Unfortunately, that kind of downtime is more than most networked
applications can tolerate. Just a few seconds of unresponsiveness will
trigger TCP timeouts and application errors. We tried Quick Migration
with the Hyper-V beta using Gigabit iSCSI storage connections and the
results weren’t pretty, as you can see in this screen capture video:

The Quick Migration downtime caused file copies to fail, VM console connections were severed, and database clients had to be restarted. Scheduling planned maintenance downtime and telling users their apps will be down does not fit anyone’s definition of “Dynamic IT.” In contrast, migrating the same VM with VMotion on a VMware Infrastructure platform didn’t cause even a blip in the network sessions as this video shows:

You should read the whole thing to get the big picture.

For some interesting background on why these failures occur, and why you don’t see them in MSCS, and then some stories from customers who depend on VMotion and DRS every day in their business, check out these two blog posts from Mike D.

Part I: Quick Migration vs VMware VMotion and Live Migration – Why Things Fail with Quick Migration

Quick Migration uses MSCS to coordinate the failover of a VM from one
node to another. However, there is a BIG difference between the network
failover that occurs with a normal cluster failover inside the OS and a
cluster failover that occurs during Quick Migration. With a Quick
Migration setup there is no virtual host IP serviced by MSCS.
The IP address and all communication to the Guest OS in the VM is
controlled by the network protocol stack running inside the VM. If the
VM is not running then there is nothing responding to the VM’s IP
address. During a Quick Migration you actually suspend the VM to disk,
failover the disk resource, and then unsuspend the VM on the second
host.
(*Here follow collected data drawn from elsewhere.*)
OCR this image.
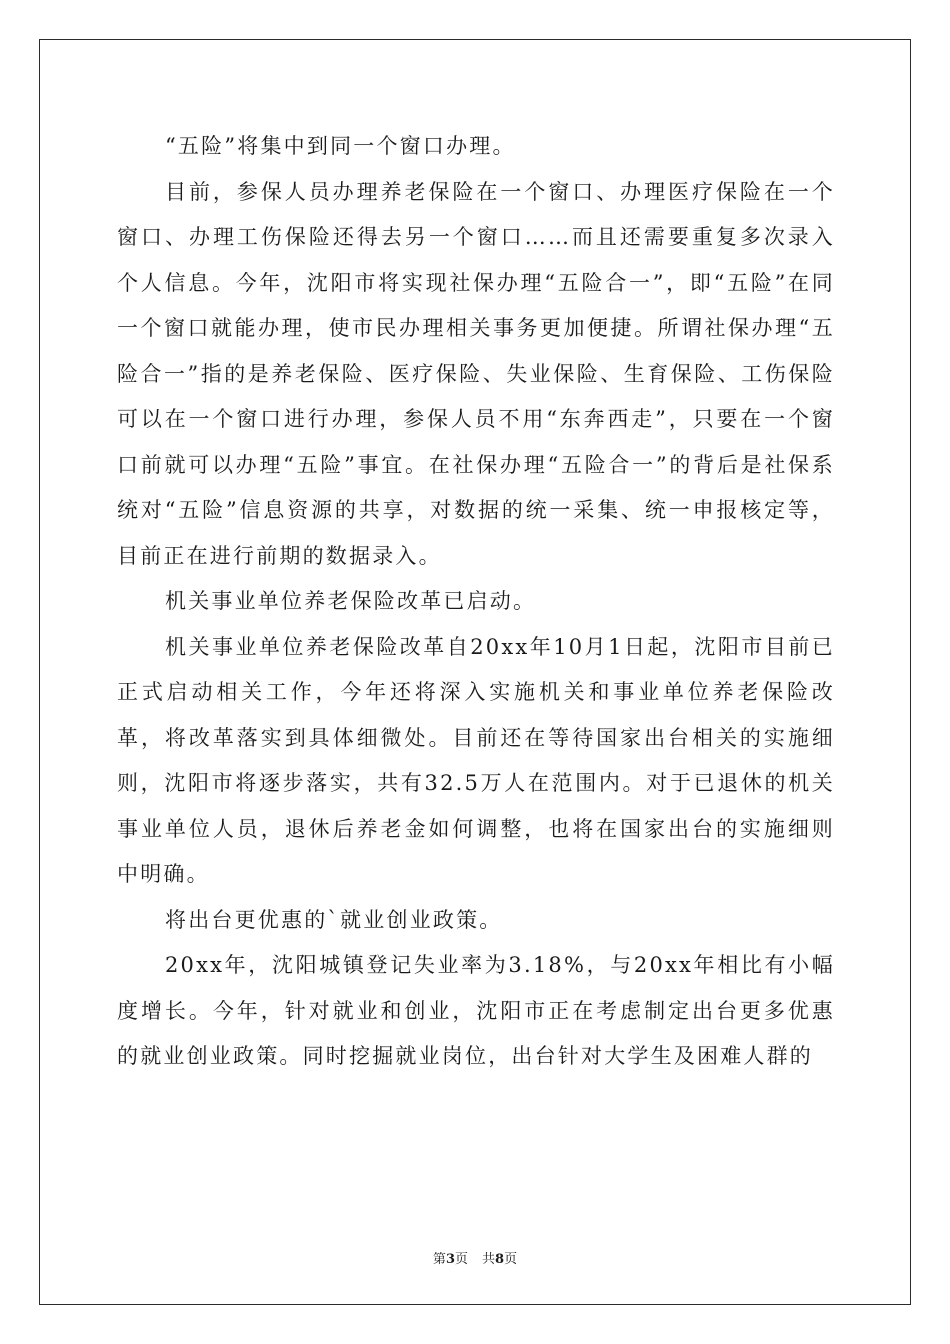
“五险”将集中到同一个窗口办理。

目前，参保人员办理养老保险在一个窗口、办理医疗保险在一个窗口、办理工伤保险还得去另一个窗口……而且还需要重复多次录入个人信息。今年，沈阳市将实现社保办理“五险合一”，即“五险”在同一个窗口就能办理，使市民办理相关事务更加便捷。所谓社保办理“五险合一”指的是养老保险、医疗保险、失业保险、生育保险、工伤保险可以在一个窗口进行办理，参保人员不用“东奔西走”，只要在一个窗口前就可以办理“五险”事宜。在社保办理“五险合一”的背后是社保系统对“五险”信息资源的共享，对数据的统一采集、统一申报核定等，目前正在进行前期的数据录入。

机关事业单位养老保险改革已启动。

机关事业单位养老保险改革自20xx年10月1日起，沈阳市目前已正式启动相关工作，今年还将深入实施机关和事业单位养老保险改革，将改革落实到具体细微处。目前还在等待国家出台相关的实施细则，沈阳市将逐步落实，共有32.5万人在范围内。对于已退休的机关事业单位人员，退休后养老金如何调整，也将在国家出台的实施细则中明确。

将出台更优惠的`就业创业政策。

20xx年，沈阳城镇登记失业率为3.18%，与20xx年相比有小幅度增长。今年，针对就业和创业，沈阳市正在考虑制定出台更多优惠的就业创业政策。同时挖掘就业岗位，出台针对大学生及困难人群的

第3页 共8页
During this transition there is no network stack up and running
and ready to reply to requests for the VM’s IP Address.

Part II: Quick Migration vs VMware VMotion and Live Migration – The Financial Impact

The first customer in question is in the financial market. … For this
particular application the customer says that every 20 seconds of
downtime equates to $800,000 in lost revenue for the institution. The
application will sit at very low utilization for most of the day even
though it’s still doing trades. Every once in a while the application
spikes and gets really busy. … VMware’s dynamic resource scheduler (DRS) can see these
application spikes and automatically initiate a VMware VMotion to
another host in the environment that has enough resources. … For this particular
client the money lost with Quick Migration downtime will pay for all of
their licenses of VMware with just one migration. …  That’s a truly dynamic datacenter. …

This customer is in the trucking industry. …
One of the applications in their environment is the timecard system. … The timecard
system sits idle most of the day and runs on a server with a dozen
other workloads. At shift change (which happens 3 times a day) the
timecard VM gets very busy. …  What’s worse is the popular time
keeping system that they’re using will disconnect the clients (the card
readers) during a TCP timeout and the only way to bring the clients
back on-line is to manually go into a configuration screen and
“disconnect” them and “reconnect” them – again, more loss on
productivity.